Atuação e Perspectiva Jurídica
A organização atua na contestação de políticas e ações que considera discriminatórias contra Israel e a comunidade judaica. O The Lawfare Project tem criticado a atuação do Tribunal Penal Internacional (TPI), argumentando que a corte teria atacado democracias ocidentais ao formular alegações de abusos de direitos humanos que, na visão da organização, minariam a confiança pública nos governos.
No âmbito acadêmico e jurídico, o professor de direito Orde Kittrie destacou que a organização desenvolveu argumentos legais inovadores para demonstrar a incompatibilidade de certas leis do estado de Nova York com a implementação de boicotes a Israel.
Principais Litígios e Ações Judiciais
O Lawfare Project utiliza a litigação estratégica para enfrentar boicotes e restrições baseadas na origem nacional ou crença religiosa. Entre suas principais frentes de atuação, destacam-se:
Combate a Boicotes Internacionais
- Kuwait Airways: A organização manteve uma disputa legal prolongada contra a Kuwait Airways devido à recusa da companhia em transportar passageiros israelenses. Um dos casos emblemáticos envolveu um viajante israelense que, após reservar um bilhete para voar de Frankfurt para Bangkok, foi impedido de embarcar ao ser identificado como cidadão de Israel.
- Atuação na Espanha: Através do advogado Ignacio Wenley Palacios, a organização obteve, até janeiro de 2018, 46 decisões judiciais e mandados de injunção contra boicotes a Israel na Espanha.

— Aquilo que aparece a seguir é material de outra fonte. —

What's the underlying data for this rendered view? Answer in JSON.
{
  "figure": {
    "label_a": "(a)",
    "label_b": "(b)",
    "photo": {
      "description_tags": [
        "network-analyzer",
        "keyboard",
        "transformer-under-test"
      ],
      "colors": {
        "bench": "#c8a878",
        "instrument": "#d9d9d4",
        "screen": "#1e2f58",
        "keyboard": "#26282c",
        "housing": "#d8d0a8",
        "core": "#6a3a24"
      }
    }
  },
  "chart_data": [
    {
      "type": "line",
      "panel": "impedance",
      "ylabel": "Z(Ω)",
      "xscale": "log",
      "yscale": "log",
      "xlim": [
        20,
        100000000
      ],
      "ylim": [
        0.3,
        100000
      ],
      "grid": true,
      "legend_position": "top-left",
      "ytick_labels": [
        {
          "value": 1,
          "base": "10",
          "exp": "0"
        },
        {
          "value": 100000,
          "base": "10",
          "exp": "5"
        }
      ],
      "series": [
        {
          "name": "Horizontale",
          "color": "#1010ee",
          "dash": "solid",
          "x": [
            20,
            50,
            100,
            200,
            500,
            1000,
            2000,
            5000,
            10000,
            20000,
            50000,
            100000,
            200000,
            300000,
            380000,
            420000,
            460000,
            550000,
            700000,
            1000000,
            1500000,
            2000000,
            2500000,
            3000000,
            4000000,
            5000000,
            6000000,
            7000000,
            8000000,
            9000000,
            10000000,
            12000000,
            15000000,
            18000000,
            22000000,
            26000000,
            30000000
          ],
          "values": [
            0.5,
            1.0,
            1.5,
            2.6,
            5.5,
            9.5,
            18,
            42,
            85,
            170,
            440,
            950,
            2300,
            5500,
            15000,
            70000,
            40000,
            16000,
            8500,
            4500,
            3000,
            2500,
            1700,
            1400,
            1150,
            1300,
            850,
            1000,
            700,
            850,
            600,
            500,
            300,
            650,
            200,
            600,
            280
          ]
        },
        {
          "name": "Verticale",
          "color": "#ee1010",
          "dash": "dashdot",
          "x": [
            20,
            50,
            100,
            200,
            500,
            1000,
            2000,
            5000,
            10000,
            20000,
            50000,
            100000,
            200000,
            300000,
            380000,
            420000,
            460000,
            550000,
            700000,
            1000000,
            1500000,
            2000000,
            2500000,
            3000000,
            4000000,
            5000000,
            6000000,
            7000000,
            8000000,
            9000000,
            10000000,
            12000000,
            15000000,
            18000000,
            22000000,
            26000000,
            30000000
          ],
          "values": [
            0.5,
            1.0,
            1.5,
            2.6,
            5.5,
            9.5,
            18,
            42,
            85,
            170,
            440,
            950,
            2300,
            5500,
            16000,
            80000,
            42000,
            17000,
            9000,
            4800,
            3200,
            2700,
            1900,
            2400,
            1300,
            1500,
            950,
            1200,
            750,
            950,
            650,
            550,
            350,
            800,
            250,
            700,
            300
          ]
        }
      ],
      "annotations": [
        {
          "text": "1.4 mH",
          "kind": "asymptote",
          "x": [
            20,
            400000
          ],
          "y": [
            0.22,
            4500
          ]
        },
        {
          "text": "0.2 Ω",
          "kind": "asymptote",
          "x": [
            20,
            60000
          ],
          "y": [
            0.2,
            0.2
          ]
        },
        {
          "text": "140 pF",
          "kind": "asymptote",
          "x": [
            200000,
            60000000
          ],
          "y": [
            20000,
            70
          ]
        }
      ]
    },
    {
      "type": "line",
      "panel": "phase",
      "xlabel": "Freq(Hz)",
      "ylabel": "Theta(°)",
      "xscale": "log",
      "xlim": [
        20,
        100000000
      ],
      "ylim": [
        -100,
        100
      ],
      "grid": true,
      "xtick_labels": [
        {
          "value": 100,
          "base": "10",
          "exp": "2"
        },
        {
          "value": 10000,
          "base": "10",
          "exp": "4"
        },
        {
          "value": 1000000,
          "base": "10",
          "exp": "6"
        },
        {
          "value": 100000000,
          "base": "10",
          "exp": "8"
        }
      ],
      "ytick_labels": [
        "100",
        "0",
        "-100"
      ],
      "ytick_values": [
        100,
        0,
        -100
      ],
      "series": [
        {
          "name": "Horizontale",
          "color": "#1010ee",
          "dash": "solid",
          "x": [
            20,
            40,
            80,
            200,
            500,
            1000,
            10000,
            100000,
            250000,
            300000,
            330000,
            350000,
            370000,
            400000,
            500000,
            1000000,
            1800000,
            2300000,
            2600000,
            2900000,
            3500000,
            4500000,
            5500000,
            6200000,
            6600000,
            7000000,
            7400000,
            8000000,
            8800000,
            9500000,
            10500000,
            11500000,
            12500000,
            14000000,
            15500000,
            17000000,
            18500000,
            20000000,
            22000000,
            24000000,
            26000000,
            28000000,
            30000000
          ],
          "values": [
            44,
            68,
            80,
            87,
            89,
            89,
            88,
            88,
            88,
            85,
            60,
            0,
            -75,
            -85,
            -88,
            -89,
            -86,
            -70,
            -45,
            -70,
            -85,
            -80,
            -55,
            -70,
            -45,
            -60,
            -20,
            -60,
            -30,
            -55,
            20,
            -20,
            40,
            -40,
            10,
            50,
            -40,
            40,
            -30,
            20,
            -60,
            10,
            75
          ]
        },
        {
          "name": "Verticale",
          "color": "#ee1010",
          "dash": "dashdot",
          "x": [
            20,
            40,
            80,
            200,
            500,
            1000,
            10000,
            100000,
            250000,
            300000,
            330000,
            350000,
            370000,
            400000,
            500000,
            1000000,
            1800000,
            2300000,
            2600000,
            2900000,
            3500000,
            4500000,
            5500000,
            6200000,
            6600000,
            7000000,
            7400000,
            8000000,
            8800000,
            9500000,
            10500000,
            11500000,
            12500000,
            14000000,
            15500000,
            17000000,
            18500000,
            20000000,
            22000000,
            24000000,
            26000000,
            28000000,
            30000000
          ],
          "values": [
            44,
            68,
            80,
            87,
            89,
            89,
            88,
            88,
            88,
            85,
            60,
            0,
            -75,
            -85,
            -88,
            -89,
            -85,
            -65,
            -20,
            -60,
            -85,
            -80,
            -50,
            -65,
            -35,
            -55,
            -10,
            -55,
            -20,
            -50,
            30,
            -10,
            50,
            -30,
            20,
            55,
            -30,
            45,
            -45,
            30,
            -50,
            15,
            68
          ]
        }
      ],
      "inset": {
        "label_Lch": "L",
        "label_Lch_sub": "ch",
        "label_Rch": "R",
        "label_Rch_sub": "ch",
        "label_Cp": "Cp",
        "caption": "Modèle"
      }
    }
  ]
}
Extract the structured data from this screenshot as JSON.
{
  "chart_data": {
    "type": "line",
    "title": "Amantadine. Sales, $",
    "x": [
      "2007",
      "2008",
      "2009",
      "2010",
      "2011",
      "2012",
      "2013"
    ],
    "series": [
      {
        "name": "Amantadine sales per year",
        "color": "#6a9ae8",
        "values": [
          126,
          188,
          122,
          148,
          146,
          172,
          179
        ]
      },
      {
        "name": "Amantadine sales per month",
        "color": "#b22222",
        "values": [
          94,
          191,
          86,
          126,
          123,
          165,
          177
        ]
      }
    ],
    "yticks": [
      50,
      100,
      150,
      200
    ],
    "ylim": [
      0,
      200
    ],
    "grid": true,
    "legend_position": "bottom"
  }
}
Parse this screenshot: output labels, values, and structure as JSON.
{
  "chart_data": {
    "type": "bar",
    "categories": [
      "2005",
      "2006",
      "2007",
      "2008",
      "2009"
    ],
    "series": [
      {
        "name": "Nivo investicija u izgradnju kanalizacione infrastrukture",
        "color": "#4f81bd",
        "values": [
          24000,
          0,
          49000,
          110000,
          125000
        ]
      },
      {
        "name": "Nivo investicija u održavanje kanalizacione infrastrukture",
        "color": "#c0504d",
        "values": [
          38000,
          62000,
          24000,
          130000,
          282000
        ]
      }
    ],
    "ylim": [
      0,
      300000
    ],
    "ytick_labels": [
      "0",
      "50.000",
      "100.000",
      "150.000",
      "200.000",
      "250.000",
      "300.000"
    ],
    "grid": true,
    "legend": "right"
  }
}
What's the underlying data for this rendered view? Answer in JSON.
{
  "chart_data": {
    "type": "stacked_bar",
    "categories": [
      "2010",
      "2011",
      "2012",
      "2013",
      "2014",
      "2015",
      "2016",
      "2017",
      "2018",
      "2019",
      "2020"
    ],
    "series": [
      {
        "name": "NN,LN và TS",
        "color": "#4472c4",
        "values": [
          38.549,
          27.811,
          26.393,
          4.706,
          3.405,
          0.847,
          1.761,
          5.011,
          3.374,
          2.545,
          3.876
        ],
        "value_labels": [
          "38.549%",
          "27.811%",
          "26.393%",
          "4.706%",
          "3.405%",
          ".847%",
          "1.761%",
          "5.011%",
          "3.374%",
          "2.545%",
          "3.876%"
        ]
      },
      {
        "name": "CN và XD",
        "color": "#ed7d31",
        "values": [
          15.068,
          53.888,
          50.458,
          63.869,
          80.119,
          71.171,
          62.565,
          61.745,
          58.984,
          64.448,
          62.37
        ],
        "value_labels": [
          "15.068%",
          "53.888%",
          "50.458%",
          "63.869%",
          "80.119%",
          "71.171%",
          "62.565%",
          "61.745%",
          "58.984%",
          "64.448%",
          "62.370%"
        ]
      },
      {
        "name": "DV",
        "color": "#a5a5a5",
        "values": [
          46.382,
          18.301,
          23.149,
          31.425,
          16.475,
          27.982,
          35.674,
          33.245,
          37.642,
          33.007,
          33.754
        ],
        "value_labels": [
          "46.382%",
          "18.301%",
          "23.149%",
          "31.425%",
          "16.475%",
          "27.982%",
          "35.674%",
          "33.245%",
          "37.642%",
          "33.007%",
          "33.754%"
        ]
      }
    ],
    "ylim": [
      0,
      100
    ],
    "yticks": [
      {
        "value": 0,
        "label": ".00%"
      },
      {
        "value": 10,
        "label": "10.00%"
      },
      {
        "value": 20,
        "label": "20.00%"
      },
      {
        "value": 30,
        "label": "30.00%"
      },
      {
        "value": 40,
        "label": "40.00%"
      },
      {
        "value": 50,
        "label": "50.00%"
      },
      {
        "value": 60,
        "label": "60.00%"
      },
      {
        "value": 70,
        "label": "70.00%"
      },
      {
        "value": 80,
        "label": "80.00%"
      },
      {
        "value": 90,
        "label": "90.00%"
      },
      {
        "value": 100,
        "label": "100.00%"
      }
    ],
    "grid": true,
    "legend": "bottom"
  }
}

Exemplos notáveis incluem a anulação de boicotes aprovados pelos conselhos municipais de Castrillón e El Prat de Llobregat. Palacios defende que tais boicotes violam os direitos humanos, a liberdade de expressão e constituem discriminação por origem nacional.
Ações em Instituições Educacionais e Religiosas
- San Francisco State University (SFSU): Em junho de 2017, em parceria com o escritório Winston & Strawn, a organização processou a SFSU em nome de estudantes e membros da comunidade judaica local. A ação alegava que a universidade permitiu a criação de um ambiente antissemita com ameaças violentas contra estudantes judeus, violando a Primeira Emenda (liberdade de expressão), a cláusula de proteção igualitária e a Lei de Direitos Civis. Uma segunda ação foi movida em fevereiro de 2018 no Tribunal Superior da Califórnia.
- Ritual de Shechita na Bélgica: Em novembro de 2017 e janeiro de 2018, o Lawfare Project apoiou processos movidos pela Federação Belga de Organizações Judaicas (CCOJB) contra a proibição do abate ritual judaico (shechita) nas regiões de Valônia e Flandres, na Bélgica.
Contestação de Legislações Nacionais
Em 2018, a organização preparou medidas judiciais contra o Irish Occupied Territories Bill (Projeto de Lei de Territórios Ocupados da Irlanda). O Lawfare Project argumentou que a proposta, que proibiria o comércio com territórios considerados ilegalmente ocupados sob o direito internacional, violaria as regulamentações comerciais da União Europeia e discriminaria indivíduos com base em sua origem nacional e residência.
Perguntas frequentes
O que é o The Lawfare Project?
É uma organização sem fins lucrativos dos Estados Unidos que utiliza meios jurídicos (litigação) para combater a discriminação antissemita e anti-Israel ao redor do mundo.
Qual a posição da organização sobre o Tribunal Penal Internacional?
O Lawfare Project afirma que o TPI prejudica as democracias ocidentais ao fazer alegações de abusos de direitos humanos que podem abalar a confiança nos governos.
Como a organização atuou na Espanha?
Através de representação legal, a organização conseguiu anular boicotes a Israel implementados por conselhos municipais, argumentando que tais práticas violam a liberdade de expressão e os direitos humanos.